Tuesday, September 25, 2012

CEDO 565 - Leadership - Week 5

This week we continued "The Game".  It was supposed to emulate Years 2-3 in the planning process of accomplishing some bigger picture items in a school district.  Even though we had learned a lot from playing the game in the prior class, we still ran into some unforeseen problems.  We still had issues with the sequence of the planning process.  Just when we thought we were prepared for something, the game would make us go back and revisit something we had already done.  We also noticed that the people with a negative attitude pretty much stayed that way and it was more of a pain than it was worth to include them in any of the big decisions.  The consensus was that we keep moving without them and they will either hop on board, or leave.  The choice was theirs.  It was a little frustrating to have to keep going back and talking to people before allowing us to advance but perhaps that was the point that the game was trying to make.  The bigger a school district is, the more and more red tape you'll have to go through.  The more committees and planning groups you may have, the longer it will take to gather information and get decisions done.  There is no perfect answer, just some hints for effective practices and putting the right people in the right places to accomplish goals in the quickest and most efficient way possible.

1 comment:

  1. I can only imagine what a large district is like to work with and in. The private ESL school I worked at in Taiwan had 16 schools but they were mostly clones of each other and not a big district in the sense of a large public school system. As much as I know there is a lot of red tape and hurdles in a large district, small independent schools have a different set of conditions to work with.

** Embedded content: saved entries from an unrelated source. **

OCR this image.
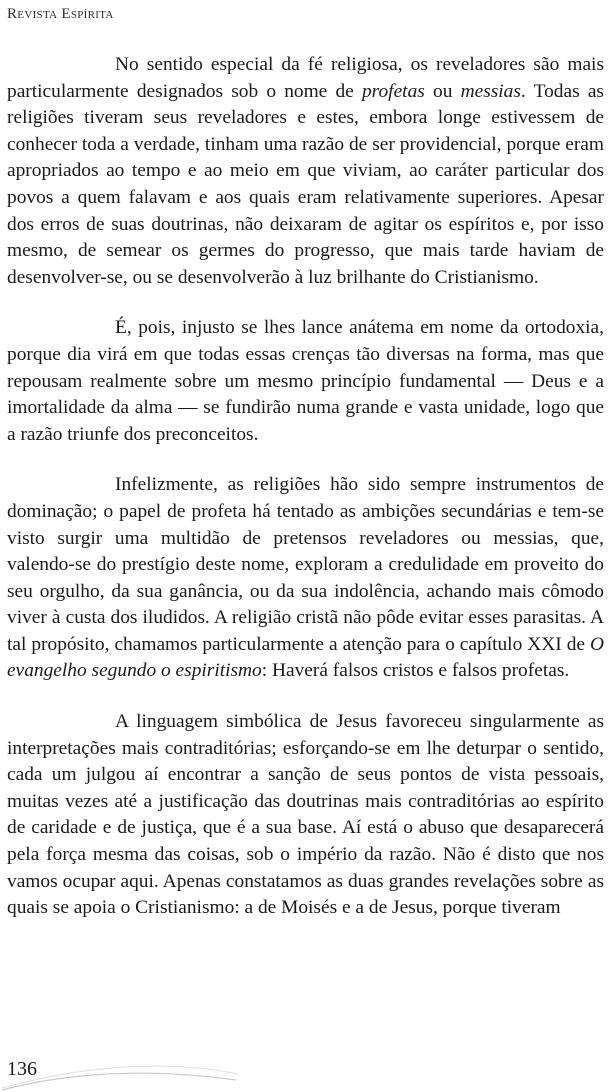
Revista Espírita

No sentido especial da fé religiosa, os reveladores são mais particularmente designados sob o nome de profetas ou messias. Todas as religiões tiveram seus reveladores e estes, embora longe estivessem de conhecer toda a verdade, tinham uma razão de ser providencial, porque eram apropriados ao tempo e ao meio em que viviam, ao caráter particular dos povos a quem falavam e aos quais eram relativamente superiores. Apesar dos erros de suas doutrinas, não deixaram de agitar os espíritos e, por isso mesmo, de semear os germes do progresso, que mais tarde haviam de desenvolver-se, ou se desenvolverão à luz brilhante do Cristianismo.

É, pois, injusto se lhes lance anátema em nome da ortodoxia, porque dia virá em que todas essas crenças tão diversas na forma, mas que repousam realmente sobre um mesmo princípio fundamental — Deus e a imortalidade da alma — se fundirão numa grande e vasta unidade, logo que a razão triunfe dos preconceitos.

Infelizmente, as religiões hão sido sempre instrumentos de dominação; o papel de profeta há tentado as ambições secundárias e tem-se visto surgir uma multidão de pretensos reveladores ou messias, que, valendo-se do prestígio deste nome, exploram a credulidade em proveito do seu orgulho, da sua ganância, ou da sua indolência, achando mais cômodo viver à custa dos iludidos. A religião cristã não pôde evitar esses parasitas. A tal propósito, chamamos particularmente a atenção para o capítulo XXI de O evangelho segundo o espiritismo: Haverá falsos cristos e falsos profetas.

A linguagem simbólica de Jesus favoreceu singularmente as interpretações mais contraditórias; esforçando-se em lhe deturpar o sentido, cada um julgou aí encontrar a sanção de seus pontos de vista pessoais, muitas vezes até a justificação das doutrinas mais contraditórias ao espírito de caridade e de justiça, que é a sua base. Aí está o abuso que desaparecerá pela força mesma das coisas, sob o império da razão. Não é disto que nos vamos ocupar aqui. Apenas constatamos as duas grandes revelações sobre as quais se apoia o Cristianismo: a de Moisés e a de Jesus, porque tiveram

136
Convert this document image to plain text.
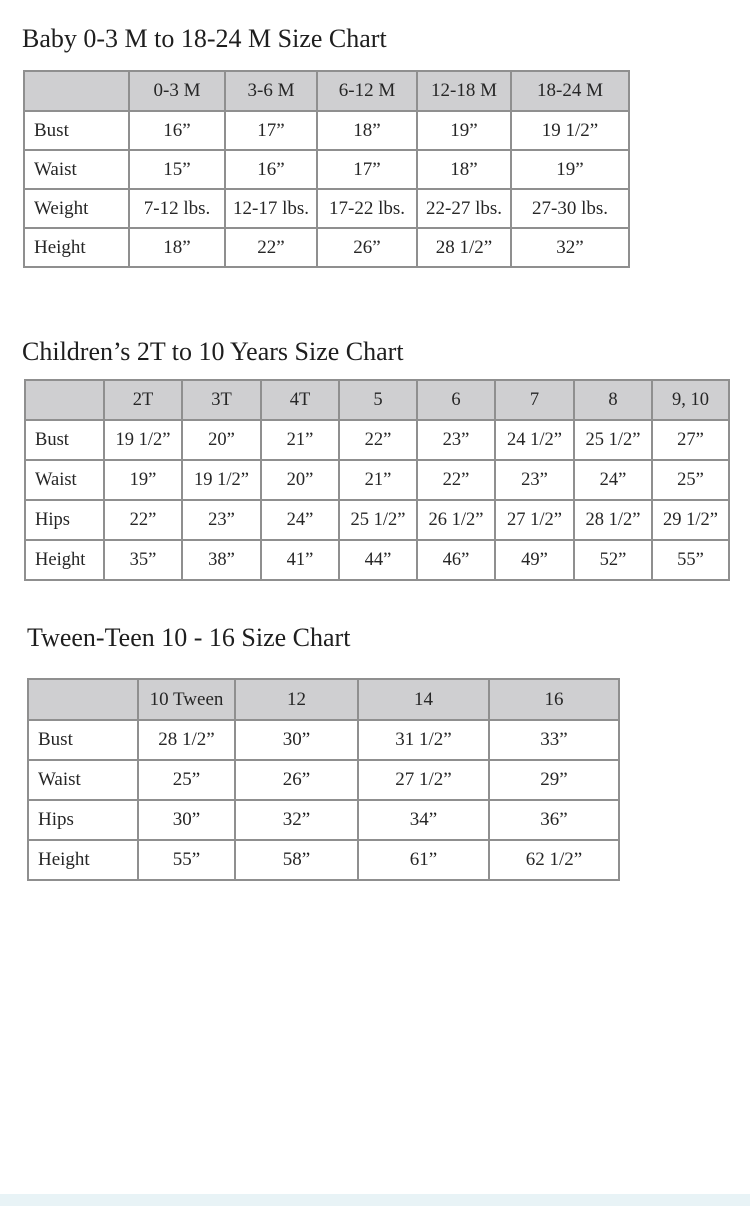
Baby 0-3 M to 18-24 M Size Chart
	0-3 M	3-6 M	6-12 M	12-18 M	18-24 M
Bust	16”	17”	18”	19”	19 1/2”
Waist	15”	16”	17”	18”	19”
Weight	7-12 lbs.	12-17 lbs.	17-22 lbs.	22-27 lbs.	27-30 lbs.
Height	18”	22”	26”	28 1/2”	32”
Children’s 2T to 10 Years Size Chart
	2T	3T	4T	5	6	7	8	9, 10
Bust	19 1/2”	20”	21”	22”	23”	24 1/2”	25 1/2”	27”
Waist	19”	19 1/2”	20”	21”	22”	23”	24”	25”
Hips	22”	23”	24”	25 1/2”	26 1/2”	27 1/2”	28 1/2”	29 1/2”
Height	35”	38”	41”	44”	46”	49”	52”	55”
Tween-Teen 10 - 16 Size Chart
	10 Tween	12	14	16
Bust	28 1/2”	30”	31 1/2”	33”
Waist	25”	26”	27 1/2”	29”
Hips	30”	32”	34”	36”
Height	55”	58”	61”	62 1/2”
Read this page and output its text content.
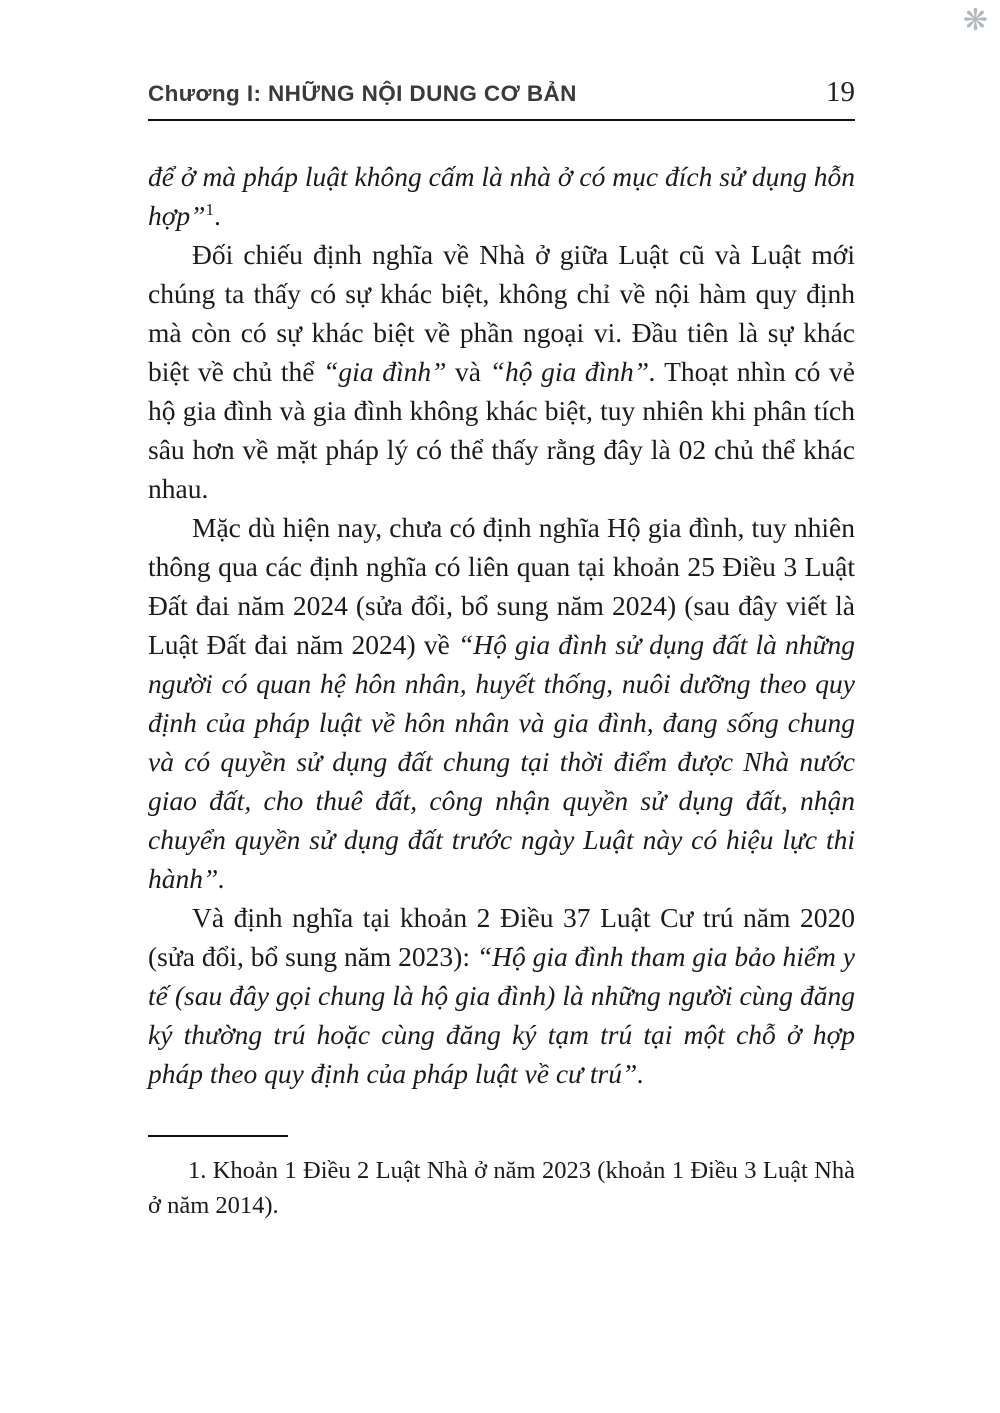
❋
Chương I: NHỮNG NỘI DUNG CƠ BẢN	19

để ở mà pháp luật không cấm là nhà ở có mục đích sử dụng hỗn hợp”$^1$.

Đối chiếu định nghĩa về Nhà ở giữa Luật cũ và Luật mới chúng ta thấy có sự khác biệt, không chỉ về nội hàm quy định mà còn có sự khác biệt về phần ngoại vi. Đầu tiên là sự khác biệt về chủ thể “gia đình” và “hộ gia đình”. Thoạt nhìn có vẻ hộ gia đình và gia đình không khác biệt, tuy nhiên khi phân tích sâu hơn về mặt pháp lý có thể thấy rằng đây là 02 chủ thể khác nhau.

Mặc dù hiện nay, chưa có định nghĩa Hộ gia đình, tuy nhiên thông qua các định nghĩa có liên quan tại khoản 25 Điều 3 Luật Đất đai năm 2024 (sửa đổi, bổ sung năm 2024) (sau đây viết là Luật Đất đai năm 2024) về “Hộ gia đình sử dụng đất là những người có quan hệ hôn nhân, huyết thống, nuôi dưỡng theo quy định của pháp luật về hôn nhân và gia đình, đang sống chung và có quyền sử dụng đất chung tại thời điểm được Nhà nước giao đất, cho thuê đất, công nhận quyền sử dụng đất, nhận chuyển quyền sử dụng đất trước ngày Luật này có hiệu lực thi hành”.

Và định nghĩa tại khoản 2 Điều 37 Luật Cư trú năm 2020 (sửa đổi, bổ sung năm 2023): “Hộ gia đình tham gia bảo hiểm y tế (sau đây gọi chung là hộ gia đình) là những người cùng đăng ký thường trú hoặc cùng đăng ký tạm trú tại một chỗ ở hợp pháp theo quy định của pháp luật về cư trú”.

1. Khoản 1 Điều 2 Luật Nhà ở năm 2023 (khoản 1 Điều 3 Luật Nhà ở năm 2014).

    In some respects, the overhead of work to do remains the same whether a school is large or small. The same forms and reports need to be filed and submitted somewhere to someone. Whereas a large district might have a lot more manpower to accomplish the same type of overhead, a small school may only have one person who has to do the same thing plus a slew of other responsibilities (yes, that's me).

    The same goes for a change process. A large district may have a department team write a new curriculum. A small private school probably has one teacher per grade/high school subject. There's not a lot of collaboration, brainstorming and combined years of experience on a one person team. Yes, teachers can discuss across grades and disciplines but it's just not the same.

    I don't think size makes it any more or less difficult, only that the nature of the difficulties are different.